A number of the refugees have told reporters that those remaining in the city feared violence at the hands of the “rebels” after reports of many of those fleeing being detained and of women being abducted from cars leaving the city.
Among the most fearful are refugees who fled Tawergha, a town about 25 miles south of Misrata whose population is composed predominantly of black Libyans.
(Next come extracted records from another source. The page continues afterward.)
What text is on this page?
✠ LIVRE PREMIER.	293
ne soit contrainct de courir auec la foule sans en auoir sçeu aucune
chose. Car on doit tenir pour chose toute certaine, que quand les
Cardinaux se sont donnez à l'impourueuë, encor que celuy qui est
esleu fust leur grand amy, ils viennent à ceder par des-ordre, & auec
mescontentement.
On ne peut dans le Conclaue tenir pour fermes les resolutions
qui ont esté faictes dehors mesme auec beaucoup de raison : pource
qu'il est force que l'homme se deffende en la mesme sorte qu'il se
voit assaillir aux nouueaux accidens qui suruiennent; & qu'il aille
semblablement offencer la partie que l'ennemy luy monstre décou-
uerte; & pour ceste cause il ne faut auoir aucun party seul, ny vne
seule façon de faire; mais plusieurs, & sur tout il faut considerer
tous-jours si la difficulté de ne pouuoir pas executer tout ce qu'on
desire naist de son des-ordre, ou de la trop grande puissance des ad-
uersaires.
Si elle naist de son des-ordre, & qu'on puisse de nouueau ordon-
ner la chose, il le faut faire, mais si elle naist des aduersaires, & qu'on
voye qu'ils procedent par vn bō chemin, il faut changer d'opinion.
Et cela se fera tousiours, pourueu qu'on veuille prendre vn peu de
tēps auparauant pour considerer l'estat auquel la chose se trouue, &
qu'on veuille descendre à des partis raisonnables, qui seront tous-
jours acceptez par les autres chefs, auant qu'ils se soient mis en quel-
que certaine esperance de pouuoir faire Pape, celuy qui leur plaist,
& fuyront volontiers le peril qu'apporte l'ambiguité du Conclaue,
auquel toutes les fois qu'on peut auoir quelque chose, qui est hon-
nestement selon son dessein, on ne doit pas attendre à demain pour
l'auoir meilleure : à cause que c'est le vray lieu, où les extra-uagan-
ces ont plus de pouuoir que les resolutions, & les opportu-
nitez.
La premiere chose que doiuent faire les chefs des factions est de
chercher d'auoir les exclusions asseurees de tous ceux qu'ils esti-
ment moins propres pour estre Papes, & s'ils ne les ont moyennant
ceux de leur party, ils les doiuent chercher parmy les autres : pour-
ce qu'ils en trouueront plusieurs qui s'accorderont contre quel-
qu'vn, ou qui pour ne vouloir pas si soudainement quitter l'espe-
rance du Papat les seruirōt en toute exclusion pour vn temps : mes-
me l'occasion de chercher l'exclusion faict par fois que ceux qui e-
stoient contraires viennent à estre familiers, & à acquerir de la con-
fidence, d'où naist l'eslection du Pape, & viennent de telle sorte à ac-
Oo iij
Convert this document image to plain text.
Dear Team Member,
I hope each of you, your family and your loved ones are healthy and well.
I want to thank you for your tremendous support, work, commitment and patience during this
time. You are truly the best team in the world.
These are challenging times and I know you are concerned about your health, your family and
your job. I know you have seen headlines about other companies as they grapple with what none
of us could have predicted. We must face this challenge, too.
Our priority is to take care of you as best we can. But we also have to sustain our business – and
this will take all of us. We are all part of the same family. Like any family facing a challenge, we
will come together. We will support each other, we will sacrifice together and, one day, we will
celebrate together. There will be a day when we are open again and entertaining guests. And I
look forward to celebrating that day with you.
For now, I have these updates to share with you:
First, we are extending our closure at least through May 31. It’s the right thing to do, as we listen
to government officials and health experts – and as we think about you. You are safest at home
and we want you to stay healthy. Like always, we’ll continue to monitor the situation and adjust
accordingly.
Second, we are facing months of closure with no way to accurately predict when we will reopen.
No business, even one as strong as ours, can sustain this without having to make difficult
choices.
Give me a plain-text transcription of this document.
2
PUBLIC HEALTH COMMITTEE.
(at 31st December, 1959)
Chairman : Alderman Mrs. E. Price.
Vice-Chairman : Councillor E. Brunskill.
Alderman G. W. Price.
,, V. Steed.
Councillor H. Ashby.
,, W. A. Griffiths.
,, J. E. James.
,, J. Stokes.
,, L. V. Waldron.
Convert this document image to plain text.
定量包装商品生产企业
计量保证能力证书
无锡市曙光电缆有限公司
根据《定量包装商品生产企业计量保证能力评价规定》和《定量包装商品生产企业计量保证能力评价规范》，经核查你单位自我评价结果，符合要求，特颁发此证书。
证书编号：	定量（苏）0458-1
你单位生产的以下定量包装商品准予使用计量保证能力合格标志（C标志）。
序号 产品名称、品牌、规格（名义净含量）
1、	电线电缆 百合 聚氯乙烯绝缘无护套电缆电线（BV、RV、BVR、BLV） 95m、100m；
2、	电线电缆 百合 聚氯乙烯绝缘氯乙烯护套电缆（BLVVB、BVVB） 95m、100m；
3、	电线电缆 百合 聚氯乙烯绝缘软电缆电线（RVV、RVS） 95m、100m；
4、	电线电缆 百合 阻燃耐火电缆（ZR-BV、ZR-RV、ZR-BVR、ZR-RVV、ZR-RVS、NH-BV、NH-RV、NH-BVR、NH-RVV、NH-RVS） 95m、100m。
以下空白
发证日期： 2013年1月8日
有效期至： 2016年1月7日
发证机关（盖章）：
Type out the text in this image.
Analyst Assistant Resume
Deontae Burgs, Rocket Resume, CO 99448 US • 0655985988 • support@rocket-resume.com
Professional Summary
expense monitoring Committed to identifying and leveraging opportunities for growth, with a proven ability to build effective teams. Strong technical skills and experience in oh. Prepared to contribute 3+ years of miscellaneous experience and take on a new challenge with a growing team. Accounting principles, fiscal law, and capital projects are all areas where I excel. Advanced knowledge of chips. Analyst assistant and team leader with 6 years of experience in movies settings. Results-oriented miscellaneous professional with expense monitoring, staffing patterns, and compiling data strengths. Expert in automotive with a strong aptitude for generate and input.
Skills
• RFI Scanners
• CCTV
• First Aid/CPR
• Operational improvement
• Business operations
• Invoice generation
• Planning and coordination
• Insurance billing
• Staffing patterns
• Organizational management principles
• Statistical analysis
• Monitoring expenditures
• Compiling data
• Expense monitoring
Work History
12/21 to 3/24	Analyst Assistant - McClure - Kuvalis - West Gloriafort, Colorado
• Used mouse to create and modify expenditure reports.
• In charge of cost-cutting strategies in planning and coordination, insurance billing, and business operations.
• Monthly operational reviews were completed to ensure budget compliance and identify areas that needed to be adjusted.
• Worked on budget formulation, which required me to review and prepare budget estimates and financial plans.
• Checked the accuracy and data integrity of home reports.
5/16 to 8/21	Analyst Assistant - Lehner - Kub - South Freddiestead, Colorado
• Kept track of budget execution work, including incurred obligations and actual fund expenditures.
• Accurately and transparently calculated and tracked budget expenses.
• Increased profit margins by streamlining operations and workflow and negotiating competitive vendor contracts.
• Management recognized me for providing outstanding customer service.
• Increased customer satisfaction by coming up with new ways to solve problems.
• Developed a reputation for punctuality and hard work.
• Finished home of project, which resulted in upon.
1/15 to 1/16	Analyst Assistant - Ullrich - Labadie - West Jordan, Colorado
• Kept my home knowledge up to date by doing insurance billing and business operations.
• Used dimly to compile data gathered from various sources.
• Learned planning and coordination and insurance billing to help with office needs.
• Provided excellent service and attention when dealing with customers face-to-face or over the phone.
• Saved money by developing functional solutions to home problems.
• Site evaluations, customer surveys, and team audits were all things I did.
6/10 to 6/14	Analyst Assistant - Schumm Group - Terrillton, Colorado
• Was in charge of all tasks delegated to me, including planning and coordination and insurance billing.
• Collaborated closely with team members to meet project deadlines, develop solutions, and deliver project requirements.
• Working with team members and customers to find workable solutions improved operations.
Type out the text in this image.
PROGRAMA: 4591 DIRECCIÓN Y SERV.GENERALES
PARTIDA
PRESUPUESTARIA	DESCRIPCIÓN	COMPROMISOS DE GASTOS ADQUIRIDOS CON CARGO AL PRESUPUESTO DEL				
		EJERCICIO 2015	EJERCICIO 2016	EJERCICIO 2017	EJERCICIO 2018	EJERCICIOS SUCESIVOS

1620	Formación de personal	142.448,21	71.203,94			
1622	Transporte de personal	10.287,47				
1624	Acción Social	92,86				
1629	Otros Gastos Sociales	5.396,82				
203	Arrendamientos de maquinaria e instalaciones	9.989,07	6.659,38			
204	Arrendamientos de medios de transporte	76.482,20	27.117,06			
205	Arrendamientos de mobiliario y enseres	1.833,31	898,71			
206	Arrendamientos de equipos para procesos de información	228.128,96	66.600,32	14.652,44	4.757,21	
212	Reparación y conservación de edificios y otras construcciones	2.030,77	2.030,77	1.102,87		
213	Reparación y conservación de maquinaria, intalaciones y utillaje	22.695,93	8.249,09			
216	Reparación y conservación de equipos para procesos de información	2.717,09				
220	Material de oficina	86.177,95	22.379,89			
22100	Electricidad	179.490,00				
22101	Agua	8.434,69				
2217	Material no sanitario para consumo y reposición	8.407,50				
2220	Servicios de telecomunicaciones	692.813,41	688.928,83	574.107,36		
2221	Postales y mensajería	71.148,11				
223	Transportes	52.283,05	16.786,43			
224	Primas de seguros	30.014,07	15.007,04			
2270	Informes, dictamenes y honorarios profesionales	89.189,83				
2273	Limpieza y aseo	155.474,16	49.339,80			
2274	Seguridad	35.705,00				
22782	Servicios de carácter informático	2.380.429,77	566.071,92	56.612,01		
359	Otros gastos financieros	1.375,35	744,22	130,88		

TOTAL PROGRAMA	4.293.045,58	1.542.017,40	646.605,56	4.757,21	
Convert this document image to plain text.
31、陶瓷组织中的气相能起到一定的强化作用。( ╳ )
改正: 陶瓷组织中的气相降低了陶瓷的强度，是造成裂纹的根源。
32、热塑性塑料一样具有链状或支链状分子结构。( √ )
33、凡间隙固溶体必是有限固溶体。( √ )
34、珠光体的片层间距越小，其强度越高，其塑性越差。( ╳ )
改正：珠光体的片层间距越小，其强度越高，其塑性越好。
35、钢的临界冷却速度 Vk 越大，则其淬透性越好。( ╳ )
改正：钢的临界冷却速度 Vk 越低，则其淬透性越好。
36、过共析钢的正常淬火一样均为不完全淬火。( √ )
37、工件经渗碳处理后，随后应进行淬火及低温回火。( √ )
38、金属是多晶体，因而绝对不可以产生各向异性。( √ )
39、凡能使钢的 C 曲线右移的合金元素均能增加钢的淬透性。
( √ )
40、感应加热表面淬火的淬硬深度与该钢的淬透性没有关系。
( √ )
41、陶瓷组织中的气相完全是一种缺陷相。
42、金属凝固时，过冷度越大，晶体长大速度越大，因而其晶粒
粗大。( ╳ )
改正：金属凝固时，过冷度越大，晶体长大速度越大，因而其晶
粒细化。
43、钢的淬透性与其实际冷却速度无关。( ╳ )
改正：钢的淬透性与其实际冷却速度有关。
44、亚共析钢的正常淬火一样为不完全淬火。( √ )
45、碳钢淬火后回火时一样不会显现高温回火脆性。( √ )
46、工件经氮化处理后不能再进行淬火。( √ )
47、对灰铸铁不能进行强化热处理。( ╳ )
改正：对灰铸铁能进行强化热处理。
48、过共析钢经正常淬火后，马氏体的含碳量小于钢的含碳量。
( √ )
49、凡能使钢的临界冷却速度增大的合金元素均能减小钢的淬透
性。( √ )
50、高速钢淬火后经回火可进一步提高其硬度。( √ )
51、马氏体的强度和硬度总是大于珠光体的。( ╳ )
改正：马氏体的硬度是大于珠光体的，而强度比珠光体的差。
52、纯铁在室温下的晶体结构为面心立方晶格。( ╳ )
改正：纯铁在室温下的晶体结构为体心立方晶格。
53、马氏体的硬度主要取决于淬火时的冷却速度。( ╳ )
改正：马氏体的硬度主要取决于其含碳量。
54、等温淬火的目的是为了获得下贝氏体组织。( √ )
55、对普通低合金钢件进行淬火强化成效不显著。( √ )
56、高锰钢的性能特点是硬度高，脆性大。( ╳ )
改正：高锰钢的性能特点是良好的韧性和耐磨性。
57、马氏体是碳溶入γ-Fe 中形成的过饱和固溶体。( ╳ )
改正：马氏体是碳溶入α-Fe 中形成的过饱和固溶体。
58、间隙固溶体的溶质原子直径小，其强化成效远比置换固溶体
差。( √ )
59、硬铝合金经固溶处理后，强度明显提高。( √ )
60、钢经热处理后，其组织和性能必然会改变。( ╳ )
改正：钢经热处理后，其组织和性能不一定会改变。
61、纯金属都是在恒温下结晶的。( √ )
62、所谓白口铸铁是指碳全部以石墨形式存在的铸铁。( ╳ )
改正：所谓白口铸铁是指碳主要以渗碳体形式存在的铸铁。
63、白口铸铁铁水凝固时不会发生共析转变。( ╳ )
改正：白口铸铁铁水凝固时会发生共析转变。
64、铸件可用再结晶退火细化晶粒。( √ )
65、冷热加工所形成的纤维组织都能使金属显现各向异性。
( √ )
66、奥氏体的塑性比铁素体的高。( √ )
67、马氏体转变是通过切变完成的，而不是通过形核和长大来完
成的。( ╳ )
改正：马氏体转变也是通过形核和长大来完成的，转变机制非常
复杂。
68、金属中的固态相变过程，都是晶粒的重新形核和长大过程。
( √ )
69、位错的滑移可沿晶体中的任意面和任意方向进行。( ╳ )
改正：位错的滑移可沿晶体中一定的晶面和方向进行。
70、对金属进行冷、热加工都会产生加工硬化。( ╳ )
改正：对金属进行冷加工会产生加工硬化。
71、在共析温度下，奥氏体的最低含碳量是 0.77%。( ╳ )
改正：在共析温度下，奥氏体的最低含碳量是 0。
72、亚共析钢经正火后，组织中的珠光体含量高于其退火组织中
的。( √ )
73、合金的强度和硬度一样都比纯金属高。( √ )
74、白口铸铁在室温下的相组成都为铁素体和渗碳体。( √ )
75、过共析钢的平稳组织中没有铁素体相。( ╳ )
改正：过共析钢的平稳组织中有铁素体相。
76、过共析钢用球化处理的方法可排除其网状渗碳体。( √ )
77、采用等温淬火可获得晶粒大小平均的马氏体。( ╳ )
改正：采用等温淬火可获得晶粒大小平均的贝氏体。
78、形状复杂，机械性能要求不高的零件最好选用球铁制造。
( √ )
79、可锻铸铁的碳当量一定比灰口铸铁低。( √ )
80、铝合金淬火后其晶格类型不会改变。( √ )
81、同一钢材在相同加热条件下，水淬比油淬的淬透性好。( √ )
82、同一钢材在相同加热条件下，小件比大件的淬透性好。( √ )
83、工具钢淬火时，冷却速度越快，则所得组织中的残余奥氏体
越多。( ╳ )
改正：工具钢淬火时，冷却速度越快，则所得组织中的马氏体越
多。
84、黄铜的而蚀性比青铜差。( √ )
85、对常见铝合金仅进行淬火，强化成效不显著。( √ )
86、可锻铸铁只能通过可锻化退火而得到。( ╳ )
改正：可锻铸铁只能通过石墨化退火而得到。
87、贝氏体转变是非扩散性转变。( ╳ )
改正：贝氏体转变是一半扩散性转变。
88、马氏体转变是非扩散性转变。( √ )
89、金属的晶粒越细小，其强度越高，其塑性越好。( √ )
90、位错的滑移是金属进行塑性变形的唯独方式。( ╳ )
Anti-Gaddafi militias charged that the residents of Tawergha had participated in the siege of Misrata by government troops and have retaliated with wholesale ethnic cleansing. Houses and stores in the town have been burned and daubed with racist graffiti. The new authorities in Misrata have announced plans to bulldoze the entire town so that none of Tawergha’s residents can ever return.
It is estimated that as many as 5,000 refugees from Tawergha sought safety in Sirte and now fear that they will be slaughtered by the militia forces attacking the city from Misrata to the west. Tawergha refugees who have managed to flee the fighting for Tripoli have found no refuge there either. Misrata militias manning checkpoints in the capital have detained them and thrown them into prison camps, accusing them of being “mercenaries.”
The inability of the Western-backed “rebels” to overrun either Sirte or Bani Walid, another city held by Gaddafi forces to the west, has deepened the crisis of the NTC, which has repeatedly failed to carry through announced plans to form an interim government and has seen its authority come under fire from Islamist militia elements.
This crisis has prompted calls from the NTC for NATO to intensify its bombing of Sirte and Bani Walid.
The demands led to a heated denial by NATO that it was not doing enough to support the sieges of the two cities. “NATO has not reduced its activity in Libya,” said the alliance’s spokesman, Col. Roland Lavoie, who pointed out that NATO warplanes had conducted 100 sorties on Tuesday, including 35 “strike sorties.”
Since launching the war on Libya last March, NATO has conducted 24,140 sorties, including 9,010 strike sorties, leaving much of the country in ruins and thousands killed and wounded.
Col. Lavoie added: “The number of strikes depends on the danger against the civilian population, in conformity of our mandate. We do not aim to bring support to NTC forces on the ground, this is why there is no operational coordination with NTC forces.”
This is, of course, a propaganda lie, which hardly conceals the fact that British, French, US and Qatari special operations troops, intelligence operatives and mercenary military contractors have organized, trained and armed the “rebel” armies, whose every advance has been made possible by NATO bombardments.
The so-called mandate claimed by NATO is the resolution pushed through the United Nations Security Council last March authorizing a no-fly zone and “all necessary measures to protect civilians under threat of attack.”
At the time, the US and its NATO allies claimed that intervention was required to halt a supposedly imminent massacre of civilians in the eastern city of Benghazi. Since then, the NATO bombings and the civil war fomented by the Western powers have claimed far more lives than were ever threatened by the Gaddafi regime.
Now this resolution is being invoked to justify NATO and the militias it supports carrying out in Sirte precisely the kind of murderous siege against a civilian population that the US and the European imperialist powers pretended to be preventing.
The killing and destruction that continue more than six months after NATO began its bombardments and more than a month after it proclaimed the fall of the Gaddafi regime serve to underscore the predatory character of this war, which has been carried out based not on “humanitarian” concerns, but rather on imperialist interests.